Heute Abend habe ich Legion wieder aktualisiert. Ich habe das Gefühl, dass es immer noch etwas starr ist, ihm einen festen Workflow vorzugeben – im Grunde lasse ich die KI innerhalb meines Rahmens arbeiten. Aber die KI, vor allem die cleveren – wie die Codex 5.2 extra high, die ich seit dem ChatGPT Pro oft nutze – versteht eigentlich alles. Ich bin mir nicht sicher, ob mein Multi-Agenten-System in dieser Hinsicht vielleicht sogar Verschwendung ist. Ich denke, je intelligenter die KI wird, desto sinnvoller ist es, sie ihre eigenen Prozesse entwerfen zu lassen. Auf dieser Ebene sind sowohl ich als auch Manus und oh-my-opencode im Grunde nur Wegbereiter, bevor die KI den Menschen bei bestehenden Aufgaben vollständig ersetzen kann. Wie Nietzsche sagte: Der Mensch ist ein Seil, geknüpft zwischen Tier und Übermenschen – ein Seil über einem Abgrund.
Also zurück zum Thema: Es sollte wissenschaftlich und systematisch getestet werden, wie verschiedene Versionen von Legion abschneiden.

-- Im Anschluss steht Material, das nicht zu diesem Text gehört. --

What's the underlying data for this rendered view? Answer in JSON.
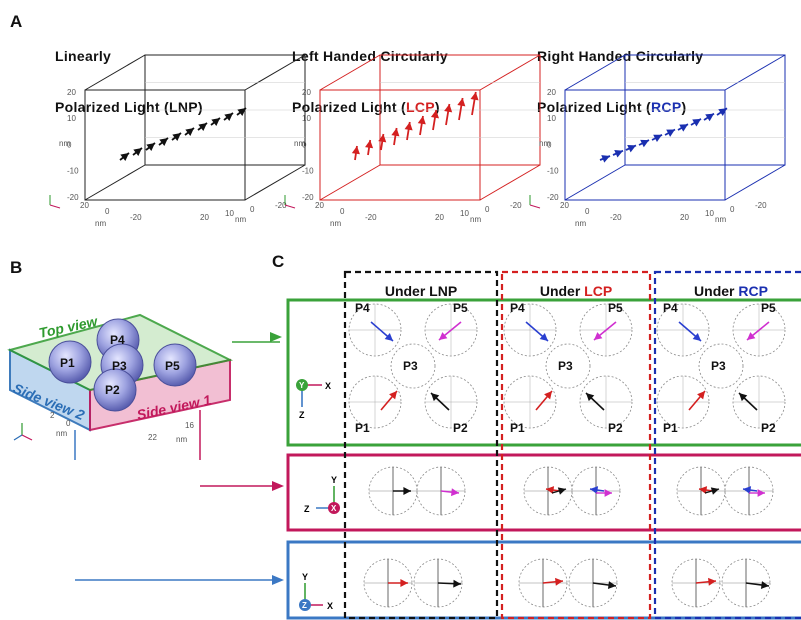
{
  "panel_a": {
    "letter": "A",
    "plots": [
      {
        "title_line1": "Linearly",
        "title_line2_pre": "Polarized Light (",
        "title_line2_hl": "LNP",
        "title_line2_post": ")",
        "color": "#111111",
        "box_color": "#222222",
        "y_ticks": [
          "20",
          "10",
          "0",
          "-10",
          "-20"
        ],
        "y_axis_label": "nm",
        "x_ticks": [
          "-20",
          "0",
          "10",
          "20"
        ],
        "x_axis_label": "nm",
        "z_ticks": [
          "20",
          "0",
          "-20"
        ],
        "z_axis_label": "nm"
      },
      {
        "title_line1": "Left Handed Circularly",
        "title_line2_pre": "Polarized Light (",
        "title_line2_hl": "LCP",
        "title_line2_post": ")",
        "color": "#d42020",
        "box_color": "#d42020",
        "y_ticks": [
          "20",
          "10",
          "0",
          "-10",
          "-20"
        ],
        "y_axis_label": "nm",
        "x_ticks": [
          "-20",
          "0",
          "10",
          "20"
        ],
        "x_axis_label": "nm",
        "z_ticks": [
          "20",
          "0",
          "-20"
        ],
        "z_axis_label": "nm"
      },
      {
        "title_line1": "Right Handed Circularly",
        "title_line2_pre": "Polarized Light (",
        "title_line2_hl": "RCP",
        "title_line2_post": ")",
        "color": "#1a2fb0",
        "box_color": "#1a2fb0",
        "y_ticks": [
          "20",
          "10",
          "0",
          "-10",
          "-20"
        ],
        "y_axis_label": "nm",
        "x_ticks": [
          "-20",
          "0",
          "10",
          "20"
        ],
        "x_axis_label": "nm",
        "z_ticks": [
          "20",
          "0",
          "-20"
        ],
        "z_axis_label": "nm"
      }
    ]
  },
  "panel_b": {
    "letter": "B",
    "top_view": "Top view",
    "side_view_1": "Side view 1",
    "side_view_2": "Side view 2",
    "particles": [
      "P1",
      "P2",
      "P3",
      "P4",
      "P5"
    ],
    "ticks_left": [
      "2",
      "0",
      "nm"
    ],
    "ticks_right": [
      "22",
      "16",
      "nm"
    ],
    "colors": {
      "top": "#2e9a2e",
      "side1": "#c2185b",
      "side2": "#2a6db5",
      "sphere": "#8a8fd8"
    }
  },
  "panel_c": {
    "letter": "C",
    "columns": [
      {
        "pre": "Under ",
        "hl": "LNP",
        "color": "#111111"
      },
      {
        "pre": "Under ",
        "hl": "LCP",
        "color": "#d42020"
      },
      {
        "pre": "Under ",
        "hl": "RCP",
        "color": "#1a2fb0"
      }
    ],
    "top_labels": [
      "P4",
      "P5",
      "P3",
      "P1",
      "P2"
    ],
    "axes_top": {
      "y": "Y",
      "x": "X",
      "z": "Z"
    },
    "axes_side1": {
      "y": "Y",
      "z": "Z",
      "x": "X"
    },
    "axes_side2": {
      "y": "Y",
      "z": "Z",
      "x": "X"
    },
    "colors": {
      "green": "#3aa23a",
      "pink": "#c2185b",
      "blue": "#3b78c4",
      "arrow_blue": "#2a3fd0",
      "arrow_magenta": "#d030d0",
      "arrow_red": "#d42020",
      "arrow_black": "#111111"
    }
  }
}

Ein Benchmark sollte etabliert werden, um die Leistung verschiedener Legion-Versionen bei einer Reihe komplexer Programmieraufgaben zu messen. Ich sollte schnell so ein Benchmark-Tool entwickeln (vielleicht anlehnend an die gängigen Benchmarks in der Branche?).
Als Nächstes werde ich mich neben der Arbeit an Yuan auch auf diesen Bereich konzentrieren.
Übrigens, die LegionMind GitHub Bridge habe ich in den letzten Tagen nicht weiterverfolgt. Der Grund ist, dass OpenCode diese Fähigkeit bereits selbst besitzt. Statt mich zu zwingen, eine fehlerbehaftete Lösung zu Ende zu bringen, lasse ich es lieber erstmal ruhen. Ich finde, man sollte nicht gegen eine Welle anrennen, die einen doch überspült, sondern ein Boot bauen, das mit dem steigenden Meeresspiegel mitwächst. (Diese Metapher ist aus dem Blog von Manus.)
— Das war’s für heute. Die Kommentare von CZ über die Grenzen hinweg habe ich gesehen. Ich finde, es ist gut, mal eine Notiz zu machen, wann immer man Lust hat. Aber Gewohnheiten brauchen Zeit, um sich zu entwickeln. Der größte Wert des Aufschreibens liegt für mich nicht darin, eines Tages auf die Details dieses Tages zurückzublicken, sondern dass die Handlung des Aufzeichnens selbst ein Prozess der tiefen, kognitiven Verkettung ist. Selbst wenn dieses Tagebuch nie jemand liest, hat das Aufschreiben für mich selbst immer noch eine große Bedeutung.